Norwegian transport company Kolumbus has embedded 1,200 bus stops with QR codes, which are basically bar codes for everything in the world. QR codes are black and white squares whose patterns encode text or URLs, the way a bar code’s combination of lines encodes an item’s identity and price. Using a free QR reader app, you can scan and decode them using your cell phone. In the case of the Norway bus shelters, scanning the QR code sends you to a website that lists upcoming bus departure times.
Of course, the code is printed on a paper version of the schedule. But that piece of paper is just the Platonic ideal of bus arrivals. The encoded information will tell you in real time whether the buses were running according to plan, or whether they were delayed. (In theory. That part’s not actually functional yet.) That’s useful in Norway, where the 1,200 encoded bus stops cover a whopping 2,800 routes, but just imagine how much more useful it would be in a place like the U.S. that lacks Scandinavian efficiency!
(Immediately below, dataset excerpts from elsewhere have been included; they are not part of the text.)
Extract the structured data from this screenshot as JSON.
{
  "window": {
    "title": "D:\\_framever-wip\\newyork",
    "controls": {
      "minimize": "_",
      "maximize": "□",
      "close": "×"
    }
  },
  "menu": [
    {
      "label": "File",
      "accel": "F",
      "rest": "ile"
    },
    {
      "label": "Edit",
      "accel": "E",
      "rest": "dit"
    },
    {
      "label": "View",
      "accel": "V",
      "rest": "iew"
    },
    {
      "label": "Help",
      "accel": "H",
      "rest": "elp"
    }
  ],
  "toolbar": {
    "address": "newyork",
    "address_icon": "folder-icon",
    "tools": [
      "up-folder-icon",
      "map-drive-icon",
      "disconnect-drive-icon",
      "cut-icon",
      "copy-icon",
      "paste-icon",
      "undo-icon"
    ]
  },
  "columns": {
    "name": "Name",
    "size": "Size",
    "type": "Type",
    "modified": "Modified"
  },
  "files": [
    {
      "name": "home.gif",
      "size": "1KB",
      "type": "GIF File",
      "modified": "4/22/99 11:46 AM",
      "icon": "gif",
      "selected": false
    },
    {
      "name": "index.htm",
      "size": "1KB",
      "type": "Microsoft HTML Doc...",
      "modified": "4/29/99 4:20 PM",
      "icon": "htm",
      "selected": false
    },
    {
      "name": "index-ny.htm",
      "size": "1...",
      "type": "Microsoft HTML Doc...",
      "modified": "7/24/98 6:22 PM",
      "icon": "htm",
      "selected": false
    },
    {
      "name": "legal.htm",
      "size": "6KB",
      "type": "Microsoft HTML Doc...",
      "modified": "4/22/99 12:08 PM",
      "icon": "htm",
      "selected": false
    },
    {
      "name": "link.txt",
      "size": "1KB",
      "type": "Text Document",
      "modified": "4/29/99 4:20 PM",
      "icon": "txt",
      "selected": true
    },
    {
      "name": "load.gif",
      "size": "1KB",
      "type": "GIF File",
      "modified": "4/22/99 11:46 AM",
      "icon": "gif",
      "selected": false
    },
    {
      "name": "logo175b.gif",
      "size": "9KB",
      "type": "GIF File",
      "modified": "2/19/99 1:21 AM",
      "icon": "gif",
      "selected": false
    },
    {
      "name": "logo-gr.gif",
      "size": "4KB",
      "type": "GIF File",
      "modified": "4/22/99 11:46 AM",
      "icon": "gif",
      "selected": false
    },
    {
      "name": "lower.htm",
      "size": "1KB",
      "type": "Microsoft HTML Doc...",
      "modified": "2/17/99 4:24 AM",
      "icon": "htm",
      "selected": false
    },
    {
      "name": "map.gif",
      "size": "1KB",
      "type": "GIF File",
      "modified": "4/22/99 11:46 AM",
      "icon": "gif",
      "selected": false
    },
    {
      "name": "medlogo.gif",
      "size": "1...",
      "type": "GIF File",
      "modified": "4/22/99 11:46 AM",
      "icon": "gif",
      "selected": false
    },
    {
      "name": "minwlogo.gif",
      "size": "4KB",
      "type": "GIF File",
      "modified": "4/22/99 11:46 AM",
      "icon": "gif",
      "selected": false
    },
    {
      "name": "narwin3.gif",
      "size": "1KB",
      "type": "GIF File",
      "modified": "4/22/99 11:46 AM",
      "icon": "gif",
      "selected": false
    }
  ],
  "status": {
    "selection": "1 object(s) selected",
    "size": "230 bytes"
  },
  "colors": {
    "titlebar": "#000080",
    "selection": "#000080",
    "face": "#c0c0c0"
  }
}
Here’s where it gets really wild: Kolumbus is partnering with a project called “Tales of Things” to allow people to leave messages for each other (or just for the world) at the bus stops. Scanning the QR code with the Tales of Things app would allow you to see not just the bus timetable, but also the notes other travelers have left on that stop — what’s nearby, who’s waiting for whom, what number can you call for a good time. It’s a cross between bus stop Facebook and digital graffiti.
Is this useful tech or silly wankery? Probably a little of both, but here’s what’s cool: It plays up the social, interconnected aspect of public transportation. One of the great things about public transit is that, unlike a car, it isn’t isolating — okay, sure, that means you might end up standing balls-to-butt with Captain Stench, but it also means you’re part of a connected group of people with common experiences. Letting folks update their statuses in this weird, public social network seems potentially pointless, but it also underlines the fact that the network exists. We don’t see anyone proposing to implement a system where people can leave digital notes on your car. (Good thing, too. When people leave notes on a car, they usually say “nice parking, dickwad.”) Plus, this definitely beats the existing methods for letting everyone on the bus know what you ate for lunch.